I don’t love chairlifts. Cable cars are ok, though there was that one time when we were stuck in a stalled gondola hundreds of metres above dense jungle with a crazy guy with a backpack, yelling and cursing in a language we didn’t understand (true story), so maybe, cable cars are generally ok. But, open chairlifts have that special kind of spookiness you get when you’re sitting on a narrow bar, suspended above jagged rocks, hoping the maintenance guy remembered to tighten the bolts before he left for his vacation in Florida.

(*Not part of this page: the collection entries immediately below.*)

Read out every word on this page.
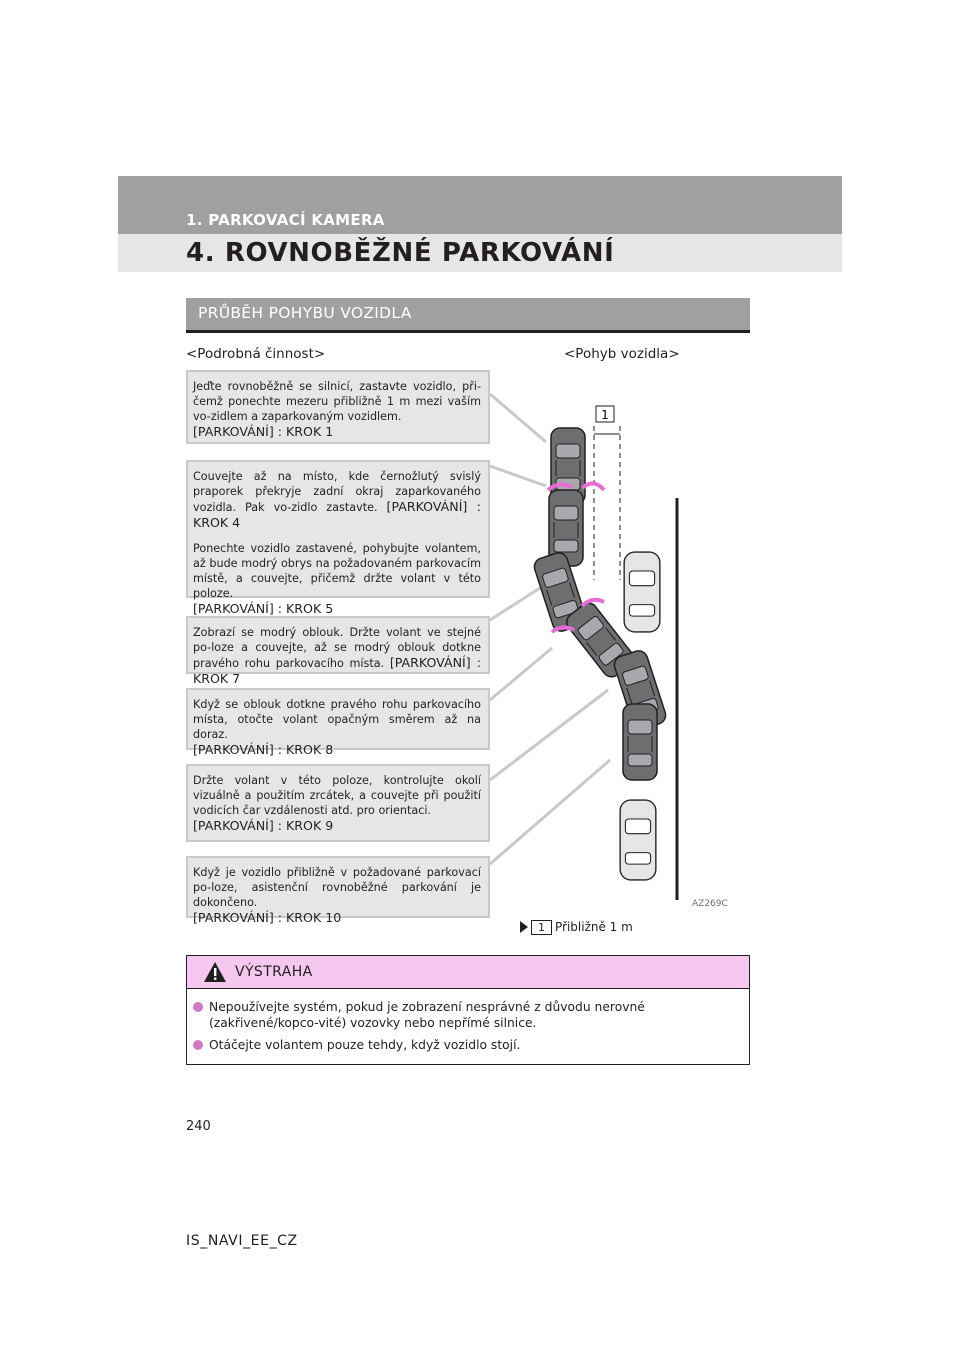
1. PARKOVACÍ KAMERA
4. ROVNOBĚŽNÉ PARKOVÁNÍ
PRŮBĚH POHYBU VOZIDLA
<Podrobná činnost>	<Pohyb vozidla>

Jeďte rovnoběžně se silnicí, zastavte vozidlo, při-čemž ponechte mezeru přibližně 1 m mezi vaším vo-zidlem a zaparkovaným vozidlem.
[PARKOVÁNÍ] : KROK 1

Couvejte až na místo, kde černožlutý svislý praporek překryje zadní okraj zaparkovaného vozidla. Pak vo-zidlo zastavte. [PARKOVÁNÍ] : KROK 4

Ponechte vozidlo zastavené, pohybujte volantem, až bude modrý obrys na požadovaném parkovacím místě, a couvejte, přičemž držte volant v této poloze.
[PARKOVÁNÍ] : KROK 5

Zobrazí se modrý oblouk. Držte volant ve stejné po-loze a couvejte, až se modrý oblouk dotkne pravého rohu parkovacího místa. [PARKOVÁNÍ] : KROK 7

Když se oblouk dotkne pravého rohu parkovacího místa, otočte volant opačným směrem až na doraz.
[PARKOVÁNÍ] : KROK 8

Držte volant v této poloze, kontrolujte okolí vizuálně a použitím zrcátek, a couvejte při použití vodicích čar vzdálenosti atd. pro orientaci.
[PARKOVÁNÍ] : KROK 9

Když je vozidlo přibližně v požadované parkovací po-loze, asistenční rovnoběžné parkování je dokončeno.
[PARKOVÁNÍ] : KROK 10

1
AZ269C
1 Přibližně 1 m
VÝSTRAHA
Nepoužívejte systém, pokud je zobrazení nesprávné z důvodu nerovné (zakřivené/kopco-vité) vozovky nebo nepřímé silnice.
Otáčejte volantem pouze tehdy, když vozidlo stojí.
240
IS_NAVI_EE_CZ
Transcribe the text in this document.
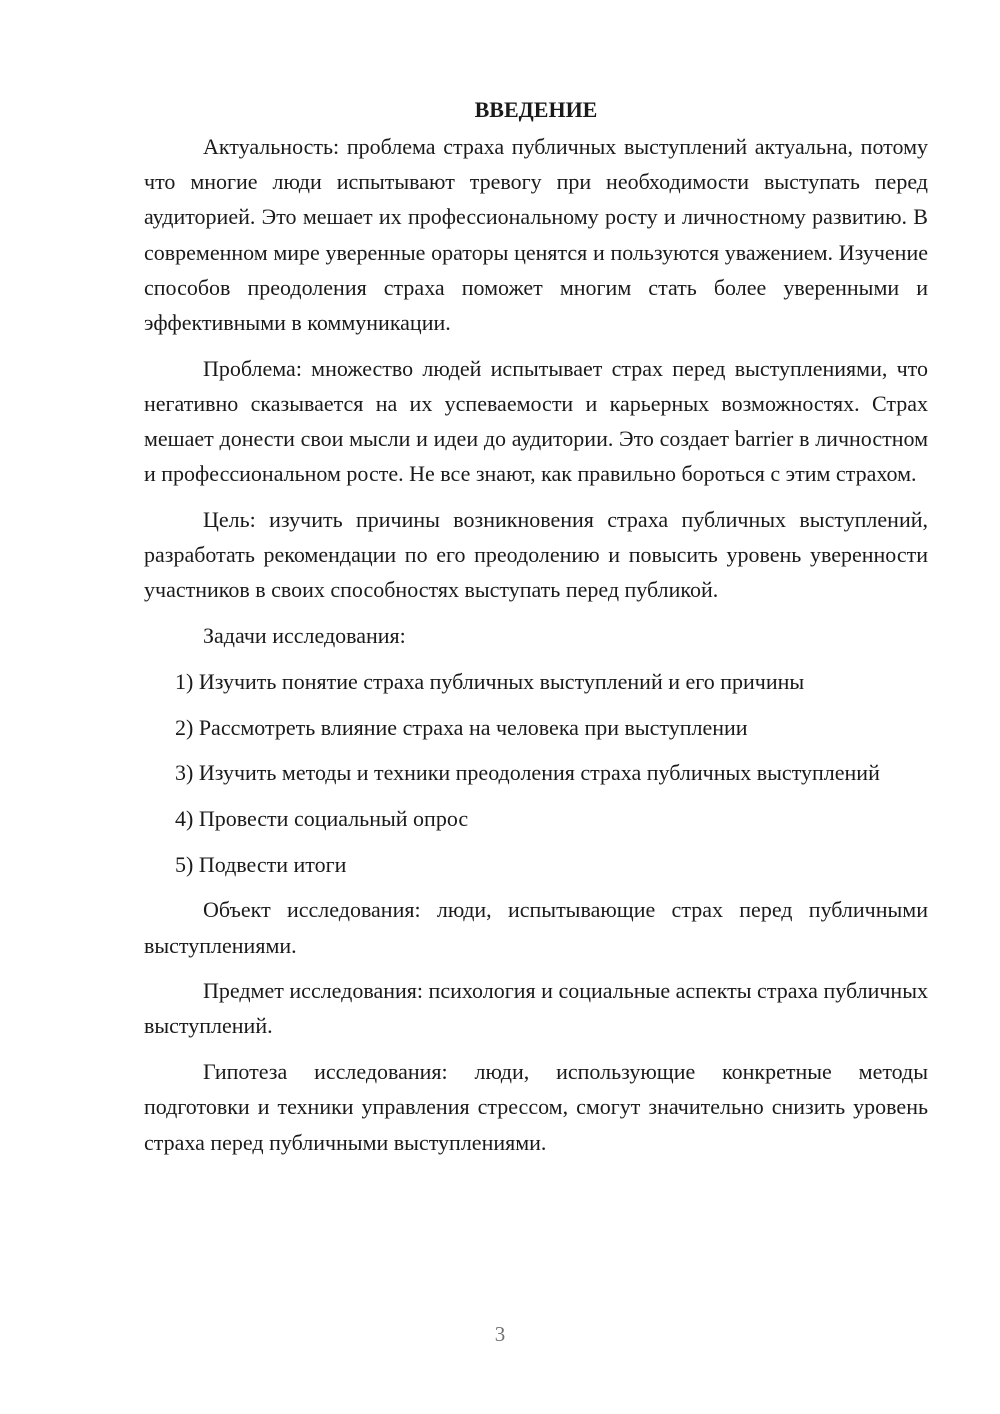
ВВЕДЕНИЕ

Актуальность: проблема страха публичных выступлений актуальна, потому что многие люди испытывают тревогу при необходимости выступать перед аудиторией. Это мешает их профессиональному росту и личностному развитию. В современном мире уверенные ораторы ценятся и пользуются уважением. Изучение способов преодоления страха поможет многим стать более уверенными и эффективными в коммуникации.

Проблема: множество людей испытывает страх перед выступлениями, что негативно сказывается на их успеваемости и карьерных возможностях. Страх мешает донести свои мысли и идеи до аудитории. Это создает barrier в личностном и профессиональном росте. Не все знают, как правильно бороться с этим страхом.

Цель: изучить причины возникновения страха публичных выступлений, разработать рекомендации по его преодолению и повысить уровень уверенности участников в своих способностях выступать перед публикой.

Задачи исследования:

1) Изучить понятие страха публичных выступлений и его причины

2) Рассмотреть влияние страха на человека при выступлении

3) Изучить методы и техники преодоления страха публичных выступлений

4) Провести социальный опрос

5) Подвести итоги

Объект исследования: люди, испытывающие страх перед публичными выступлениями.

Предмет исследования: психология и социальные аспекты страха публичных выступлений.

Гипотеза исследования: люди, использующие конкретные методы подготовки и техники управления стрессом, смогут значительно снизить уровень страха перед публичными выступлениями.

3
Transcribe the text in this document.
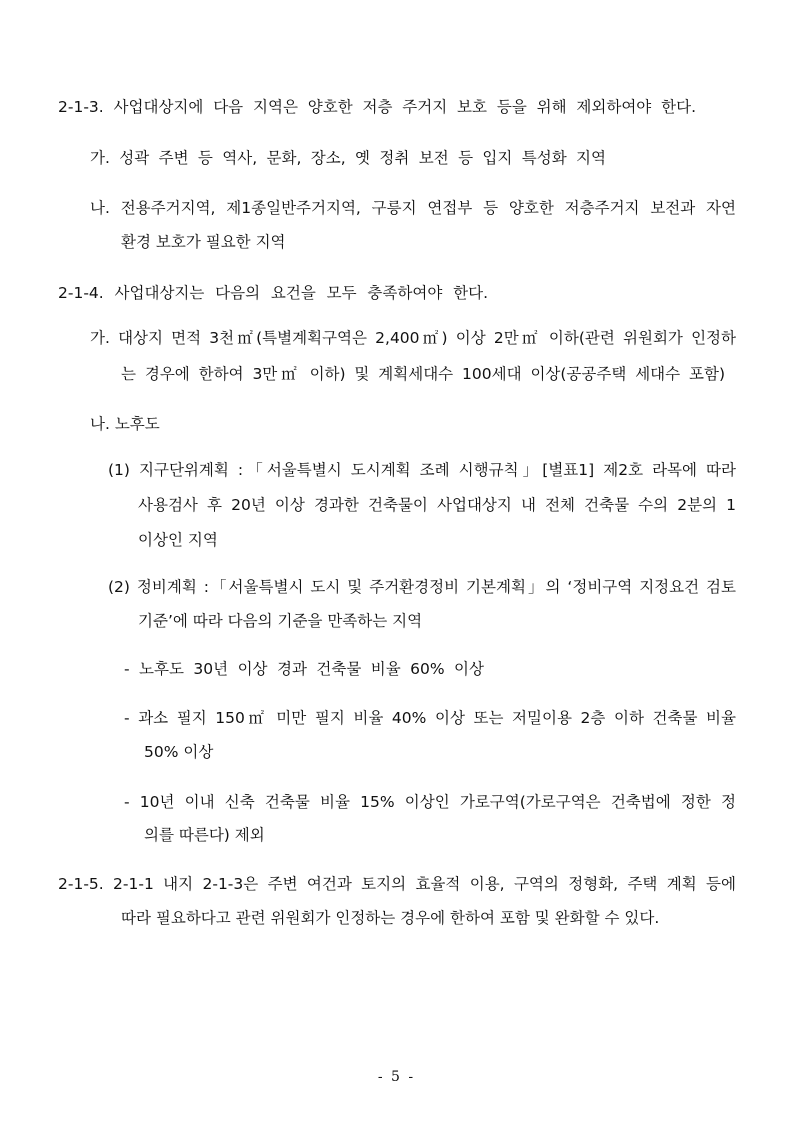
2-1-3. 사업대상지에 다음 지역은 양호한 저층 주거지 보호 등을 위해 제외하여야 한다.
가. 성곽 주변 등 역사, 문화, 장소, 옛 정취 보전 등 입지 특성화 지역
나. 전용주거지역, 제1종일반주거지역, 구릉지 연접부 등 양호한 저층주거지 보전과 자연
환경 보호가 필요한 지역
2-1-4. 사업대상지는 다음의 요건을 모두 충족하여야 한다.
가. 대상지 면적 3천㎡(특별계획구역은 2,400㎡) 이상 2만㎡ 이하(관련 위원회가 인정하
는 경우에 한하여 3만㎡ 이하) 및 계획세대수 100세대 이상(공공주택 세대수 포함)
나. 노후도
(1) 지구단위계획 :「서울특별시 도시계획 조례 시행규칙」[별표1] 제2호 라목에 따라
사용검사 후 20년 이상 경과한 건축물이 사업대상지 내 전체 건축물 수의 2분의 1
이상인 지역
(2) 정비계획 :「서울특별시 도시 및 주거환경정비 기본계획」의 ‘정비구역 지정요건 검토
기준’에 따라 다음의 기준을 만족하는 지역
- 노후도 30년 이상 경과 건축물 비율 60% 이상
- 과소 필지 150㎡ 미만 필지 비율 40% 이상 또는 저밀이용 2층 이하 건축물 비율
50% 이상
- 10년 이내 신축 건축물 비율 15% 이상인 가로구역(가로구역은 건축법에 정한 정
의를 따른다) 제외
2-1-5. 2-1-1 내지 2-1-3은 주변 여건과 토지의 효율적 이용, 구역의 정형화, 주택 계획 등에
따라 필요하다고 관련 위원회가 인정하는 경우에 한하여 포함 및 완화할 수 있다.
- 5 -
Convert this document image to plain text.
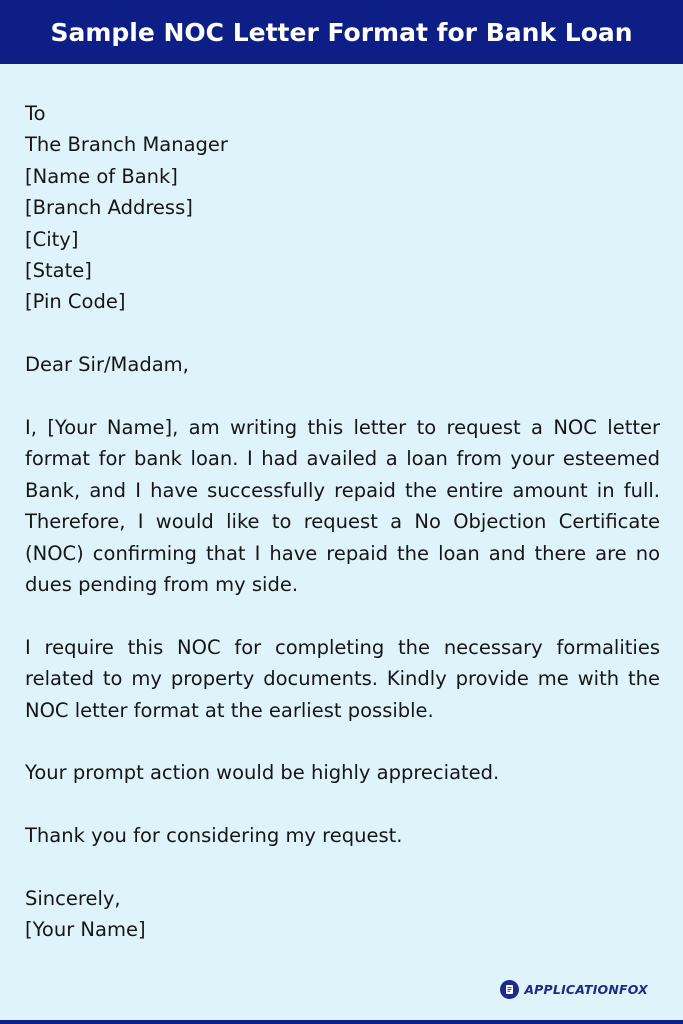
Sample NOC Letter Format for Bank Loan
To
The Branch Manager
[Name of Bank]
[Branch Address]
[City]
[State]
[Pin Code]

Dear Sir/Madam,

I, [Your Name], am writing this letter to request a NOC letter format for bank loan. I had availed a loan from your esteemed Bank, and I have successfully repaid the entire amount in full. Therefore, I would like to request a No Objection Certificate (NOC) confirming that I have repaid the loan and there are no dues pending from my side.

I require this NOC for completing the necessary formalities related to my property documents. Kindly provide me with the NOC letter format at the earliest possible.

Your prompt action would be highly appreciated.

Thank you for considering my request.

Sincerely,
[Your Name]
APPLICATIONFOX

Anyways, Raylene, our guide on last night’s No Bear viewing tour, happened to mention that there’s a great walk down from Whistler peak. Her last words, “it might be a bit difficult for older people” were all it took to make this our number one priority for the day. So, here we are, off at the crack of dawn – well, actually closer to lunchtime, but hey, we’re on holidays. Stage one is a gondola to the main tourist stop on Whistler Mountain. Then, we plan to jump on the chairlift for the last couple of thousand feet to the peak.
We’re about halfway up when the unexpected happens. No, not a breakdown (we expect those), a flash of brown fur in a clearing ahead. “Er, I think that’s a bear.” Nanette spots it too. Yep, definitely a bear. The gondola rocks as everyone crowds against the front window. We’re a bit disappointed to see the brown patch disappear into the trees, then, there they are – a mother black bear and her cub strolling along the edge of the clearing. The camera’s at the bottom of the backpack, so it’s trusty iPhones to the rescue. The gondola is whizzing along fast and we’re pretty high, so it will need to swipe, tap, swipe again, tap again while we have the chance. “Hey, if we pull the emergency cord, they’ll stop the cable and we can ….” Ok, bad idea.
We leave the gondola feeling pretty good. Not one bear, but two! Now we just have to negotiate that goat track down to the chairlift station and we’re off to the peak. Did I mention the open chair? Did I mention the extremely jagged rocks? Did I mention it’s cold and windy? This better be worth it!
The peak is amazing. Everywhere you turn there are vistas of mountains with the last remnants of last season’s snow. We ooh and aah. We take lots of pics, and maybe even a couple of selfies. Look, there’s that track down. Nanette is a bit dubious. “It looks pretty steep, and why are all those people coming back up the track?” We go anyway. Yes, it is steep. Yes, the gravel is very slippery, and we both come close to losing our balance a few times, but the views are amazing, and we don’t have to go back down on the chairlift.